Healthcare fees the cornerstone of planned health-system reforms
This week the health ministry will officially reveal all the details of planned reforms in the healthcare sector but already many are known, among them that Czechs may soon have to pay health care fees for prescription drugs as well as for visits to the doctor's. Until now the Czech Republic has been one of the few countries in the European Union without such mandatory fees.
The planned reforms in the health sector will affect almost everyone: new payments for health services. 30 crowns (the equivalent of around one US dollar fifty) for each visit to the doctor's; the same for individual prescriptions; and that's not all. Also included: visits to the hospital (60 crowns per day) and emergency care (90 crowns). The aim is both to save and bring new funds into the health sector, dramatically changing the way things were done until now. Health ministry spokesman Tomas Cikrt told public broadcaster Czech TV on Tuesday that such fees were necessary to curb an apparent massive squandering of funds and resources within the current healthcare system:
"We need regulatory fees because there is an incredible [waste of funds] in the health sector. Billions worth of prescribed medication just gets flushed down the sewer."

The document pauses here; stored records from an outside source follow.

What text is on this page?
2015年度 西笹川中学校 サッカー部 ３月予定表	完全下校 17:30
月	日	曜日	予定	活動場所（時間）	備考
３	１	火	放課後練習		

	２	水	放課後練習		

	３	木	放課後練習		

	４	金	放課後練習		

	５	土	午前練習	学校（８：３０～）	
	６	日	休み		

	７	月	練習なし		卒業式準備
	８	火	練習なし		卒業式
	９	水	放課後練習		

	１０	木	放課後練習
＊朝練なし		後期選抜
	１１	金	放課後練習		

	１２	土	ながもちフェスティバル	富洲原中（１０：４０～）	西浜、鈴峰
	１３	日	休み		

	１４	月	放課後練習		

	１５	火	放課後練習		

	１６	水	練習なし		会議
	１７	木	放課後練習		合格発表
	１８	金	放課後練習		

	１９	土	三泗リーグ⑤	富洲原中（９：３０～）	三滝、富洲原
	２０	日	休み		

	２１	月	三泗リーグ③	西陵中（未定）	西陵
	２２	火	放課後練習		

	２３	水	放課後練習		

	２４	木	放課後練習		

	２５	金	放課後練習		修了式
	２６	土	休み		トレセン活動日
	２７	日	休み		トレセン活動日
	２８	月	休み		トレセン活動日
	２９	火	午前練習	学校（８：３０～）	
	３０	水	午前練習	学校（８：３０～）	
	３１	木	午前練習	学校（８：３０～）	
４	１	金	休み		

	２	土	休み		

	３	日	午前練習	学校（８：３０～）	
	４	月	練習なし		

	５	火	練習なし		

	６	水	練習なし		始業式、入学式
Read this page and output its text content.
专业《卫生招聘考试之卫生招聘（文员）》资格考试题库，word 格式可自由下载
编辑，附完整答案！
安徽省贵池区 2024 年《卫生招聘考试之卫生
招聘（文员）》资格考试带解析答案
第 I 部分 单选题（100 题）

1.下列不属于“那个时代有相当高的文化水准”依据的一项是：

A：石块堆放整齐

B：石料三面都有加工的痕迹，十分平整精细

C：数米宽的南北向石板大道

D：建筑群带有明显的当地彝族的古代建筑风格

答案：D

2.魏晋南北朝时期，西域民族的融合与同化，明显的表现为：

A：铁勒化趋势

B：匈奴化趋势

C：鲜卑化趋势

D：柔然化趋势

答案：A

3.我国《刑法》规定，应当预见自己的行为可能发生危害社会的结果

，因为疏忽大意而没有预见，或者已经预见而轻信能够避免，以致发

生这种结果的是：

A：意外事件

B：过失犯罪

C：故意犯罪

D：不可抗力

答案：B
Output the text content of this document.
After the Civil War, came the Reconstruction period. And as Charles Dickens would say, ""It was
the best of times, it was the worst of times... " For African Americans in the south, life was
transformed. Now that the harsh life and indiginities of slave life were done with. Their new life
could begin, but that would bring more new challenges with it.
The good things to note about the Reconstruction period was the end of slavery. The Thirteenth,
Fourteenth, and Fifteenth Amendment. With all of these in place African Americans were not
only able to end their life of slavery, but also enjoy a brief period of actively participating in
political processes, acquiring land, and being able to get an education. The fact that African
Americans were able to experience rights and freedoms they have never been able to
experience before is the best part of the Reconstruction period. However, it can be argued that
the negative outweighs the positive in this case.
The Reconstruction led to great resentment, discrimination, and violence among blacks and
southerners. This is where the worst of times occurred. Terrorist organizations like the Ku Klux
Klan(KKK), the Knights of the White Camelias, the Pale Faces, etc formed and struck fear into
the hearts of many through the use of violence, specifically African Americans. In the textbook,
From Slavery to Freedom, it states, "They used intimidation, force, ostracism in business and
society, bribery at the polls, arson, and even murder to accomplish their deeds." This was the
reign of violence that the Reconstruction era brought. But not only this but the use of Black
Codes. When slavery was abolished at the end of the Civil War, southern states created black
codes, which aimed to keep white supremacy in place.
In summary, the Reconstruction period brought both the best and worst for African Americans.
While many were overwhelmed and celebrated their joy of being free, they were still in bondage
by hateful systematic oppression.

It's well-known that Czechs visit the doctor's twice as often as many fellow EU citizens (at least in the original 15 member states), resulting in over-crowded waiting rooms and a needlessly high number of prescriptions, which critics say are an enormous financial burden. In other words, the new proposal would like to curb many Czechs' bad habits, reducing the number of "unnecessary visits" to the doctor's in order to save millions. These could then be spent for improved medical care where it's most needed. Still, the proposal is not without its sceptics: on Tuesday Social Democrat MP and former health minister David Rath blasted the reform plans, saying they exceeded his "darkest expectations":
As it stands, many in the public especially the elderly, have already expressed misgivings about the reforms; fearing additional costs will stretch their already meagre pensions. But proponents of the reforms have countered by saying the new fees are necessary and that the overall impact would not be negative. They argue that under the proposal individuals will have a 5,000 crown annual limit or "cap", leading to savings for some. Also, toddlers up to the age of three as well as an estimated 150,000 chronically ill patients around the country will be fully exempt. But it's not likely that this will allay all fears, like those held by this elderly lady I spoke to on a street in Prague:
"It's terrible. For old people it is bad news. But we'll see how it turns out. Already my pension is very small and I'm at an age when going down the street for me is a risk: I can faint or fall down and when I'm ill I have to see the doctor and now pay for it? I wouldn't wish that on any old person; I wouldn't wish that on anybody."
But that feeling, shared by some, was not held by everyone I was able to talk to on Wednesday morning:
Woman, early 50s: "This reform is only a small part of greater reforms that our economy needs. Czechs visit the doctor too often and the population is far too 'ill'!"
Young man, mid 20s: "I'm only very occasionally ill so I have no experience with that. It could be a problem but I think that if the payments aren't too big it could work well."
Young woman, early 20s "Well, it's of course not very happy news for us because we'll have to reach for our pocketbooks much more. And that means that we will actually try to avoid going to the doctor's. People will be afraid of going if it will be expensive to pay. It's already expensive to go to the dentist's and so on, so this is very bad I think. It's not a good policy."